Canadian large caps, he says, have benefitted from the flow of funds back into equities, since the market bottomed this March. "Big caps offer liquidity and are a natural re-entry point for investors."

At the other end of the spectrum, Canadian small caps, he says, have been boosted by the fact that many are natural resource juniors, which have participated in the general surge in base metal stocks as well as the rebound in energy stocks over the past six months.

This leaves mid caps, he says, with consumer discretionary stocks in particular offering a good risk/reward profile. "There has been investor concern about the health of the consumer, and we consider that these stocks do not reflect the fact that this health is improving," says Wicks.

At MFC, Wicks and his team are responsible for managing $8 billion in a wide range of value mandates includingManulife Canadian Value , which has $300 million in assets and 45 names.

Of late, this team has been raising cash by selling down names that have "increased substantially and reached our sell target." Cash is currently 7%.

Alan Wicks

Manulife Canadian Value is, says Wicks, predominantly a large cap fund. "It would be rare to have a holding with a market capitalization of less than $500 million."

The fund's sector weightings are a reflection of the individual stocks in which Wicks and his team have been finding value. At the moment it has substantially overweight positions in both consumer discretionary stocks, at 10% versus 4% in the S&P/TSX Composite Index, and consumer staple stocks at 5% versus 2.7%.

But the fund has underweights in both financial services (28%) and energy (20%) compared with their weightings in the index of 32% and 28%, respectively. These are the two largest sector weights in the index.

Another underweight is materials stocks at 12% of the portfolio versus 17% of the index. This, he says, is a reflection of the fact that the fund only has a modest position in gold stocks. "I find them to be expensive."

The MFC team uses a comprehensive proprietary quantitative model that screens for value based on metrics that are appropriate for a particular company. It then subjects its targets to both quantitative and fundamental analysis. As part of this process, the team looks at a wide range of characteristics of the business such as market dominance, barriers to entry, government policy risk, exposure to fluctuations in input costs and strength of management. A key financial metric is the calculation of a book value for the business.

A stock that he considers offers good value at this stage is RONA Inc. ( RON/TSX). The company, which has a market capitalization of $1.7 billion, retails and distributes home improvement hardware and gardening supplies in Canada. "The stock was badly beaten up because of the general concerns about the consumer and the housing sector." It currently trades at MFC's estimated book value per share. Its price-earnings (P/E) multiple is 12 times earnings-per-share (EPS) estimates for 2009 and 11 times for 2010.

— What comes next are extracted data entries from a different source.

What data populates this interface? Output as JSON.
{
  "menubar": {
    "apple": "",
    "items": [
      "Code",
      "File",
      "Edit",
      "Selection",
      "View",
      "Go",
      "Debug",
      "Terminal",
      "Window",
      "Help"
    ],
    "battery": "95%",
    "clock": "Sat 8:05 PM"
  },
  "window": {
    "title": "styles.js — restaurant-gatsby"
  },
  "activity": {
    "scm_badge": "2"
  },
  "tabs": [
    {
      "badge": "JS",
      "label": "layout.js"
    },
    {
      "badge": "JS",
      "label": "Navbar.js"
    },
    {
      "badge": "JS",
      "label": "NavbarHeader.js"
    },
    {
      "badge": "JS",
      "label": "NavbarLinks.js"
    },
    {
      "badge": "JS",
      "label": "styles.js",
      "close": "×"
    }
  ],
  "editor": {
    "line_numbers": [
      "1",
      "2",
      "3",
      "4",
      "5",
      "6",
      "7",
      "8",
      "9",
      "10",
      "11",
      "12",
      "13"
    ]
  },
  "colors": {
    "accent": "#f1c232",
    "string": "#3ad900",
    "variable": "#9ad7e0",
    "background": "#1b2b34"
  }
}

Another consumer discretionary stock in the portfolio that he highlights is Dorel Industries Inc. ( DII.B/TSX), which has a market capitalization of $1 billion. Dorel has three business segments: products aimed at the children's market including infant seats, strollers and high chairs; recreational products such as bicycles "where it is building a global business in leading brands"; and home furnishings, including ready-to-assemble products. Dorel, says Wicks, has been making strategic acquisitions in these three segments. The stock trades at 0.9 times MFC's estimated book value per share, and its P/E multiple is 8.5 times the EPS estimates for 2010.

A name that has seen its stock come under pressure but offers promise, according to Wicks, is Transcontinental Inc. ( TCL.A/TSX). This is a major North American printing, publishing and marketing services company with a market capitalization of $800 million. Transcontinental has seen its printing and direct mail business decrease in this economic downturn, says Wicks. It has reduced costs in many of its divisions, he says, and is starting to see the fruits of its capital expenditure in the United States on a state-of-the-art printing press in the San Francisco Bay area.

Under a 15-year contract with Hearst Corporation, Transcontinental has started to print the San Francisco Chronicle daily newspaper and its related products, as well as to provide complete post-press services. There is enough extra capacity in this plant, he notes, and this can be used to print other publications. The stock trades at 0.75 times MFC's estimated book value per share and at a P/E multiple of 6.5 times the EPS estimate for the fiscal year to October 2009.

Stocks of the major Canadian banks have had a considerable run this year, says Wicks, and he considers that the risk/reward ratio is better for Canadian insurers than for the banks. "A mid-cap Canadian insurance company has shown up on our radar screen," he says.

Still, Toronto-Dominion Bank ( TD/TSX) was his largest holding in the fund and Bank of Montreal ( BMO/TSX) featured in the top 10 holdings at the end of July. Wicks notes that he has been reducing his holding in Bank of Montreal. The stock trades at 1.7 times MFC's estimated book value per share. "Bank of Montreal has a higher dividend payout ratio than its Canadian peers, which will make it more challenging for it to build book value," Wicks says.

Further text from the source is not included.